The price of Bitcoin (BTC) fell to 46-day lows as a combination of bearish factors during the week. Nearly 86 percent of the $ 2 billion September call options that expire on September 24 are gone.
Option prices for bears are unlikely to rise again, as the test below $ 40,000 on Sept. 21 resulted in the closing of about $ 250 million in futures contracts.
On September 22, Evergrande Group alleviated market default fears after it confirmed that it would make interest payments. Despite this, investors are waiting for the company’s dollar-denominated bonds, which are mainly held by international investors.
The recent move above $ 48,000 on September 18 and 19 was not enough to break the resistance of the 20-day moving average. The bulls are clinging to their hopes of a “return to average” move, considering that fears of maximum debt contamination in China have ended. Furthermore, no short-term action will be taken, as Gary Gensler, president of the United States Securities Commission (SEC), understood in an interview with the Washington Post on September 22.
Looking at historical data, September had a negative performance in all four of the previous five years. This downward trend will continue again if BTC closes in September below the closing price of $ 47,110 on August 31.
The end of September will be a test of strength for the bulls, as 86 percent of the $ 2 million call options were targeting $ 46,000 or more.
A call option is the right to buy Bitcoin at a specific price before the specified deadline date. Therefore, the $ 50,000 call option becomes worthless as BTC is trading below this price as of September 24.

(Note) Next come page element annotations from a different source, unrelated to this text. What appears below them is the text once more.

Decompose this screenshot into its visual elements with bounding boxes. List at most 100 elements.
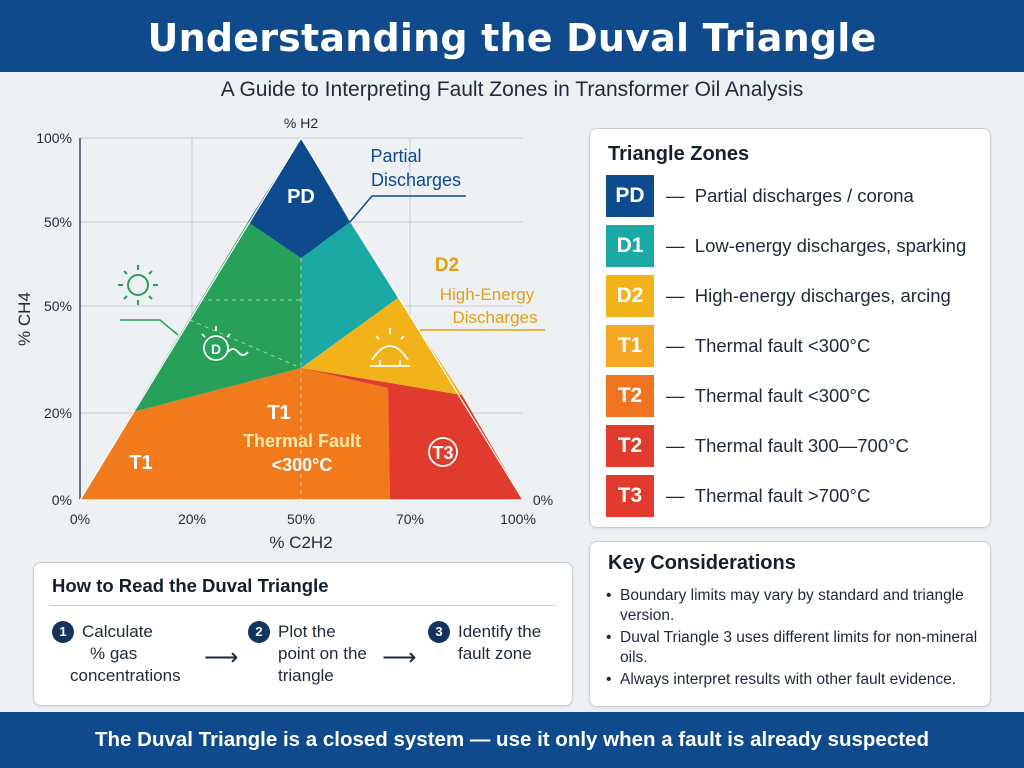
arc-discharge-icon [370,328,410,367]
left-axis-label: % CH4 [15,292,34,346]
page-subtitle: A Guide to Interpreting Fault Zones in T… [220,78,804,101]
t1-zone-label: T1 [267,402,290,424]
zone-desc: — Thermal fault 300—700°C [666,435,909,456]
t3-zone-label: T3 [432,443,453,463]
zone-desc-text: Thermal fault <300°C [694,335,871,356]
bullet-icon: • [606,629,612,646]
key-considerations-list: • Boundary limits may vary by standard an… [604,586,982,692]
sun-icon [118,265,158,305]
key-considerations-panel: Key Considerations • Boundary limits may … [589,541,991,707]
zone-desc: — Partial discharges / corona [666,185,914,206]
bullet-icon: • [606,587,612,604]
pd-zone-label: PD [287,186,315,208]
step-number-badge: 2 [248,621,270,643]
howto-divider [50,605,556,606]
step-text-line: point on the [278,644,367,663]
footer-banner: The Duval Triangle is a closed system — … [0,712,1024,768]
t1-zone-desc-line1: Thermal Fault [243,431,361,451]
list-item-text: Boundary limits may vary by standard and… [620,587,964,624]
zone-desc-text: Thermal fault >700°C [694,485,871,506]
zone-desc: — Thermal fault <300°C [666,335,871,356]
footer-text: The Duval Triangle is a closed system — … [95,728,929,751]
zone-desc: — Thermal fault >700°C [666,485,871,506]
left-tick: 20% [44,405,72,421]
zone-row-d1: D1 — Low-energy discharges, sparking [606,225,982,267]
left-tick: 50% [44,298,72,314]
list-item: • Duval Triangle 3 uses different limits … [604,628,982,668]
how-to-read-panel: How to Read the Duval Triangle 1 Calcula… [33,562,573,706]
dashed-guides [189,258,302,500]
zone-t3-area [301,368,523,500]
t1-left-zone-label: T1 [129,452,152,474]
zone-desc: — Low-energy discharges, sparking [666,235,967,256]
step-text-line: Identify the [458,622,542,641]
right-tick: 0% [533,492,553,508]
step-text-line: Calculate [82,622,153,641]
bottom-tick: 0% [70,511,90,527]
d1-spark-icon [201,326,249,361]
zone-badge: T3 [606,475,654,517]
zone-t1-area [80,368,390,500]
zone-badge: D2 [606,275,654,317]
step-text: Plot the point on the triangle [278,621,367,687]
zone-desc: — Thermal fault <300°C [666,385,871,406]
step-number-badge: 1 [52,621,74,643]
left-tick: 0% [52,492,72,508]
zones-panel-title: Triangle Zones [608,143,750,165]
step-text-line: Plot the [278,622,336,641]
zone-row-t1: T1 — Thermal fault <300°C [606,325,982,367]
header-banner: Understanding the Duval Triangle [0,0,1024,72]
top-axis-label: % H2 [284,115,318,131]
zone-row-t2-high: T2 — Thermal fault 300—700°C [606,425,982,467]
zone-badge: D1 [606,225,654,267]
list-item-text: Duval Triangle 3 uses different limits f… [620,629,978,666]
bullet-icon: • [606,671,612,688]
zone-desc: — High-energy discharges, arcing [666,285,951,306]
zone-d2-area [301,298,462,395]
list-item: • Boundary limits may vary by standard an… [604,586,982,626]
zone-badge: T1 [606,325,654,367]
step-text-line: triangle [278,666,334,685]
step-text: Calculate % gas concentrations [70,621,181,687]
zone-badge: T2 [606,425,654,467]
step-text-line: % gas [90,644,138,663]
d1-icon-letter: D [211,341,221,357]
list-item-text: Always interpret results with other faul… [620,671,956,688]
zone-badge: T2 [606,375,654,417]
list-item: • Always interpret results with other fau… [604,670,982,690]
t1-zone-desc-line2: <300°C [272,455,333,475]
zone-row-t3: T3 — Thermal fault >700°C [606,475,982,517]
zone-d1-green-area [133,222,301,412]
sun-callout-leader [120,319,179,336]
step-text: Identify the fault zone [458,621,541,665]
d2-callout-line2: Discharges [452,308,537,327]
d2-callout-line1: High-Energy [440,285,535,304]
duval-triangle-diagram: % H2 % CH4 % C2H2 100% 50% 50% 20% 0% 0%… [15,115,553,550]
bottom-tick: 70% [396,511,424,527]
pd-callout-line1: Partial [370,146,421,166]
zone-desc-text: Low-energy discharges, sparking [694,235,967,256]
pd-callout-leader [349,195,466,223]
zone-desc-text: Thermal fault 300—700°C [694,435,909,456]
pd-callout-line2: Discharges [371,170,461,190]
key-panel-title: Key Considerations [608,552,796,574]
step-text-line: concentrations [70,666,181,685]
d2-callout-code: D2 [435,255,459,276]
zone-row-d2: D2 — High-energy discharges, arcing [606,275,982,317]
page-title: Understanding the Duval Triangle [147,16,877,60]
arrow-right-icon: ⟶ [204,644,239,671]
left-tick: 100% [36,130,72,146]
zone-desc-text: Thermal fault <300°C [694,385,871,406]
howto-panel-title: How to Read the Duval Triangle [52,575,329,596]
t3-label-ring [428,437,458,467]
triangle-zones-panel: Triangle Zones PD — Partial discharges /… [589,128,991,528]
left-tick: 50% [44,214,72,230]
bottom-tick: 50% [287,511,315,527]
zone-pd-area [248,138,350,258]
step-text-line: fault zone [458,644,532,663]
bottom-axis-label: % C2H2 [269,533,332,550]
bottom-tick: 20% [178,511,206,527]
arrow-right-icon: ⟶ [382,644,417,671]
zone-d1-teal-area [248,222,398,368]
step-number-badge: 3 [428,621,450,643]
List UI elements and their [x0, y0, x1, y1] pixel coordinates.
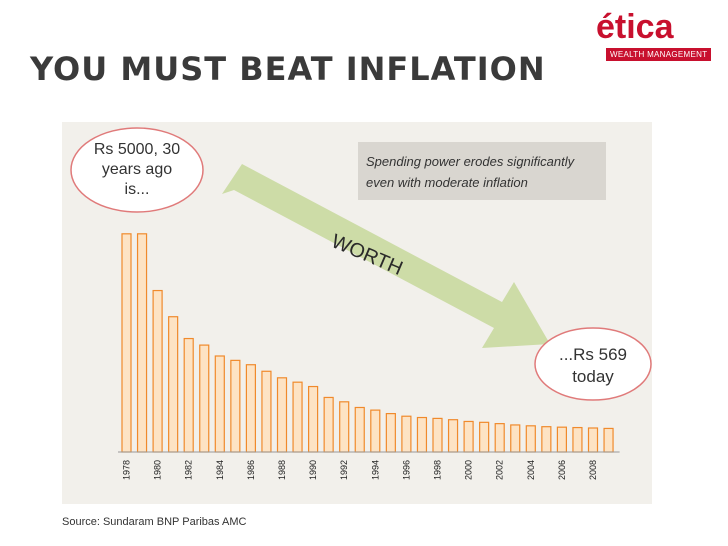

Bulls dominate BTC price but are too confident
From a broad perspective, significant advantages are offered to bulls. Because the amount of open interest on call options is at the $ 2 billion level with a 90 percent difference compared to neutral put options.
However, this data can be misleading. Because over-optimism from the bulls will likely render most expectations inconclusive. Even an open position of $ 1.05 billion put options can be enough to balance these forces.
Below are the four most likely scenarios that take into account current price levels. The data below shows how many contracts will be available on Friday based on the expiration price.
- From $ 38,000 to $ 40,000: 3,390 purchases and 8,695 sales. The net difference is $ 21 million in favor of the sale.
- From $ 40,000 to $ 46,000: The net result is that there is a balance between the bears and the bulls.
- From $ 46,000 to $ 50,000: 11,820 purchases and 3 thousand 50 sales. The net result is 42 million dollars in favor of the call options.
- More than $ 50,000: 16,370 purchases and 1,400 sales. The bulls will take the lead with $ 75 million.
This rough estimate only considers call options used in bullish strategies and put options in neutral bearish trades. Meanwhile, real life is not that simple, as more complex investment strategies may have been applied.
Bears have reason to keep BTC price below $ 46,000
Buyers and sellers will maximize their efforts in the hours before the option expires on Friday. The bears will try to minimize the damage by keeping the price below $ 46,000. On the other hand, if BTC stays above that level, the bulls have a good grip on the situation.
Is $ 75 million a big enough profit to justify a rally of more than $ 50,000? Not really, but as stated above, these are simplified estimates. This will mainly depend on how the market makers and arbitrage tables are positioned, which is a game for everyone to guess.
There was still time for price volatility before Friday, but both sides appear balanced despite $ 3 billion in volume.